Je contemplai la mer, l’horizon, la lande, je trouvai la nature sublime et je pensai qu’il était doux d’être au monde. Je remontai sur mon arbre pour procéder à ma toilette. En me regardant au miroir j’eus un moment de chagrin. Le grand air, le soleil, la réverbération du sable blanc m’avaient hâlé, mon teint si limpide s’était taché de plaques bistrées et de nuances rubicondes qui me déplaisaient souverainement, les saillies des plis de mon cou avaient un faux ton de pain d’épice clair, tandis que les creux étaient restés blancs, ce qui le faisait ressembler à un cou de zèbre, de plus le vent de la mer m’avait tanné la peau, et je la comparai sans pitié, à du cuir de bottes. Mes cheveux étaient désséchés, mes moustaches raides, mes mains calleuses et noires. À l’aspect de ces désastres, je versai deux larmes de rage et je m’enfonçai les ongles dans le crâne.

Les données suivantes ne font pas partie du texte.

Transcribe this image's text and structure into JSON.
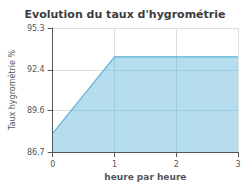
{
  "chart_data": {
    "type": "area",
    "title": "Evolution du taux d'hygrométrie",
    "xlabel": "heure par heure",
    "ylabel": "Taux hygrométrie %",
    "x": [
      0,
      1,
      3
    ],
    "values": [
      88.0,
      93.3,
      93.3
    ],
    "color": "#5ab4d6",
    "xlim": [
      0,
      3
    ],
    "xticks": [
      0,
      1,
      2,
      3
    ],
    "ylim": [
      86.7,
      95.3
    ],
    "yticks": [
      86.7,
      89.6,
      92.4,
      95.3
    ],
    "grid": true
  }
}
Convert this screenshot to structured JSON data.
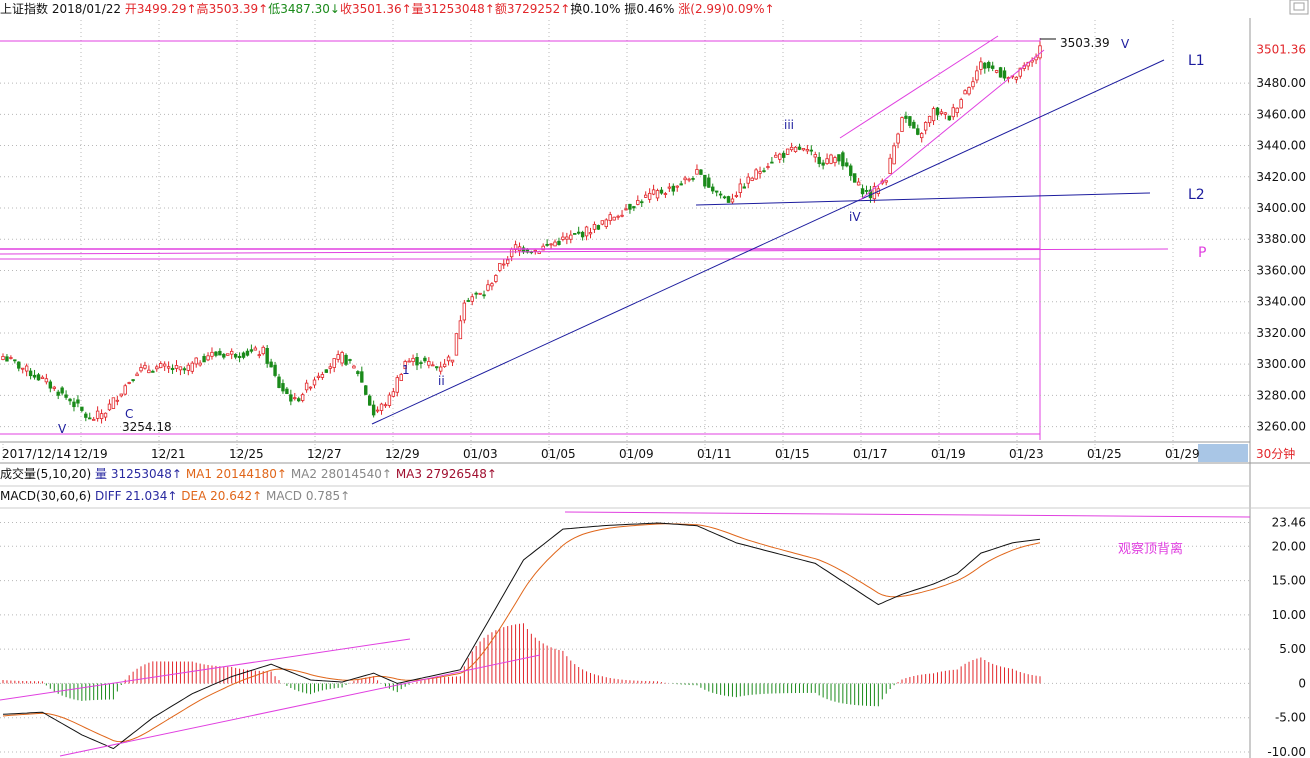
{
  "header": {
    "name": "上证指数",
    "date": "2018/01/22",
    "open_label": "开",
    "open": "3499.29↑",
    "high_label": "高",
    "high": "3503.39↑",
    "low_label": "低",
    "low": "3487.30↓",
    "close_label": "收",
    "close": "3501.36↑",
    "vol_label": "量",
    "vol": "31253048↑",
    "amt_label": "额",
    "amt": "3729252↑",
    "turn_label": "换",
    "turn": "0.10%",
    "amp_label": "振",
    "amp": "0.46%",
    "chg_label": "涨",
    "chg": "(2.99)0.09%↑"
  },
  "volume_bar": {
    "title": "成交量(5,10,20)",
    "vol_label": "量",
    "vol": "31253048↑",
    "ma1_label": "MA1",
    "ma1": "20144180↑",
    "ma2_label": "MA2",
    "ma2": "28014540↑",
    "ma3_label": "MA3",
    "ma3": "27926548↑"
  },
  "macd_bar": {
    "title": "MACD(30,60,6)",
    "diff_label": "DIFF",
    "diff": "21.034↑",
    "dea_label": "DEA",
    "dea": "20.642↑",
    "macd_label": "MACD",
    "macd": "0.785↑"
  },
  "period_button": "30分钟",
  "colors": {
    "up": "#e2262a",
    "down": "#1a8a1a",
    "navy": "#1c1c9e",
    "magenta": "#e040e0",
    "orange": "#e0661a",
    "grid": "#b8b8b8"
  },
  "chart_data": [
    {
      "type": "candlestick",
      "y_axis_ticks": [
        "3501.36",
        "3480.00",
        "3460.00",
        "3440.00",
        "3420.00",
        "3400.00",
        "3380.00",
        "3360.00",
        "3340.00",
        "3320.00",
        "3300.00",
        "3280.00",
        "3260.00"
      ],
      "ylim": [
        3254,
        3514
      ],
      "x_tick_labels": [
        "2017/12/14",
        "12/19",
        "12/21",
        "12/25",
        "12/27",
        "12/29",
        "01/03",
        "01/05",
        "01/09",
        "01/11",
        "01/15",
        "01/17",
        "01/19",
        "01/23",
        "01/25",
        "01/29"
      ],
      "annotations": {
        "high_value": "3503.39",
        "low_value": "3254.18",
        "wave_labels": [
          "V",
          "C",
          "1",
          "ii",
          "iii",
          "iV",
          "V"
        ],
        "line_labels": [
          "L1",
          "L2",
          "P"
        ]
      },
      "anchors": [
        {
          "i": 0,
          "c": 3305
        },
        {
          "i": 10,
          "c": 3290
        },
        {
          "i": 18,
          "c": 3275
        },
        {
          "i": 22,
          "c": 3264
        },
        {
          "i": 26,
          "c": 3270
        },
        {
          "i": 34,
          "c": 3296
        },
        {
          "i": 40,
          "c": 3298
        },
        {
          "i": 46,
          "c": 3296
        },
        {
          "i": 52,
          "c": 3306
        },
        {
          "i": 60,
          "c": 3307
        },
        {
          "i": 66,
          "c": 3308
        },
        {
          "i": 70,
          "c": 3286
        },
        {
          "i": 74,
          "c": 3276
        },
        {
          "i": 80,
          "c": 3294
        },
        {
          "i": 86,
          "c": 3305
        },
        {
          "i": 90,
          "c": 3295
        },
        {
          "i": 94,
          "c": 3268
        },
        {
          "i": 98,
          "c": 3278
        },
        {
          "i": 102,
          "c": 3302
        },
        {
          "i": 106,
          "c": 3302
        },
        {
          "i": 110,
          "c": 3298
        },
        {
          "i": 114,
          "c": 3305
        },
        {
          "i": 117,
          "c": 3342
        },
        {
          "i": 122,
          "c": 3345
        },
        {
          "i": 126,
          "c": 3362
        },
        {
          "i": 130,
          "c": 3375
        },
        {
          "i": 135,
          "c": 3373
        },
        {
          "i": 140,
          "c": 3378
        },
        {
          "i": 146,
          "c": 3383
        },
        {
          "i": 152,
          "c": 3390
        },
        {
          "i": 158,
          "c": 3400
        },
        {
          "i": 164,
          "c": 3408
        },
        {
          "i": 170,
          "c": 3413
        },
        {
          "i": 176,
          "c": 3422
        },
        {
          "i": 180,
          "c": 3412
        },
        {
          "i": 184,
          "c": 3405
        },
        {
          "i": 190,
          "c": 3420
        },
        {
          "i": 196,
          "c": 3433
        },
        {
          "i": 202,
          "c": 3438
        },
        {
          "i": 208,
          "c": 3430
        },
        {
          "i": 212,
          "c": 3433
        },
        {
          "i": 216,
          "c": 3416
        },
        {
          "i": 220,
          "c": 3408
        },
        {
          "i": 224,
          "c": 3420
        },
        {
          "i": 228,
          "c": 3460
        },
        {
          "i": 232,
          "c": 3445
        },
        {
          "i": 236,
          "c": 3462
        },
        {
          "i": 240,
          "c": 3458
        },
        {
          "i": 244,
          "c": 3475
        },
        {
          "i": 248,
          "c": 3492
        },
        {
          "i": 252,
          "c": 3488
        },
        {
          "i": 256,
          "c": 3482
        },
        {
          "i": 260,
          "c": 3492
        },
        {
          "i": 263,
          "c": 3501.36
        }
      ]
    },
    {
      "type": "line",
      "name": "MACD",
      "y_axis_ticks": [
        "23.46",
        "20.00",
        "15.00",
        "10.00",
        "5.00",
        "0",
        "-5.00",
        "-10.00"
      ],
      "ylim": [
        -10,
        25
      ],
      "series": [
        {
          "name": "DIFF",
          "color": "#111111"
        },
        {
          "name": "DEA",
          "color": "#e0661a"
        },
        {
          "name": "MACD",
          "color": "#e2262a"
        }
      ],
      "anchors": [
        {
          "i": 0,
          "d": -4.5
        },
        {
          "i": 10,
          "d": -4.2
        },
        {
          "i": 20,
          "d": -7.5
        },
        {
          "i": 28,
          "d": -9.5
        },
        {
          "i": 38,
          "d": -5.0
        },
        {
          "i": 48,
          "d": -1.5
        },
        {
          "i": 58,
          "d": 1.0
        },
        {
          "i": 68,
          "d": 2.8
        },
        {
          "i": 78,
          "d": 0.5
        },
        {
          "i": 86,
          "d": 0.2
        },
        {
          "i": 94,
          "d": 1.5
        },
        {
          "i": 100,
          "d": 0.0
        },
        {
          "i": 108,
          "d": 1.0
        },
        {
          "i": 116,
          "d": 2.0
        },
        {
          "i": 124,
          "d": 10.0
        },
        {
          "i": 132,
          "d": 18.0
        },
        {
          "i": 142,
          "d": 22.5
        },
        {
          "i": 152,
          "d": 23.0
        },
        {
          "i": 166,
          "d": 23.4
        },
        {
          "i": 176,
          "d": 23.0
        },
        {
          "i": 186,
          "d": 20.5
        },
        {
          "i": 196,
          "d": 19.0
        },
        {
          "i": 206,
          "d": 17.5
        },
        {
          "i": 214,
          "d": 14.5
        },
        {
          "i": 222,
          "d": 11.5
        },
        {
          "i": 228,
          "d": 13.0
        },
        {
          "i": 236,
          "d": 14.5
        },
        {
          "i": 242,
          "d": 16.0
        },
        {
          "i": 248,
          "d": 19.0
        },
        {
          "i": 256,
          "d": 20.5
        },
        {
          "i": 263,
          "d": 21.03
        }
      ],
      "annotation": "观察顶背离"
    }
  ]
}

Cependant après cet excès de douleur je me mis à l’ouvrage pour tâcher de réparer les dégâts. J’avais beaucoup ménagé mes pommades et mes eaux de toilette, présageant que les anthropophages devaient avoir des notions très-succinctes sur la fabrication de la parfumerie, et n’espérant revoir de longtemps la boutique d’Houbigand-Chardin.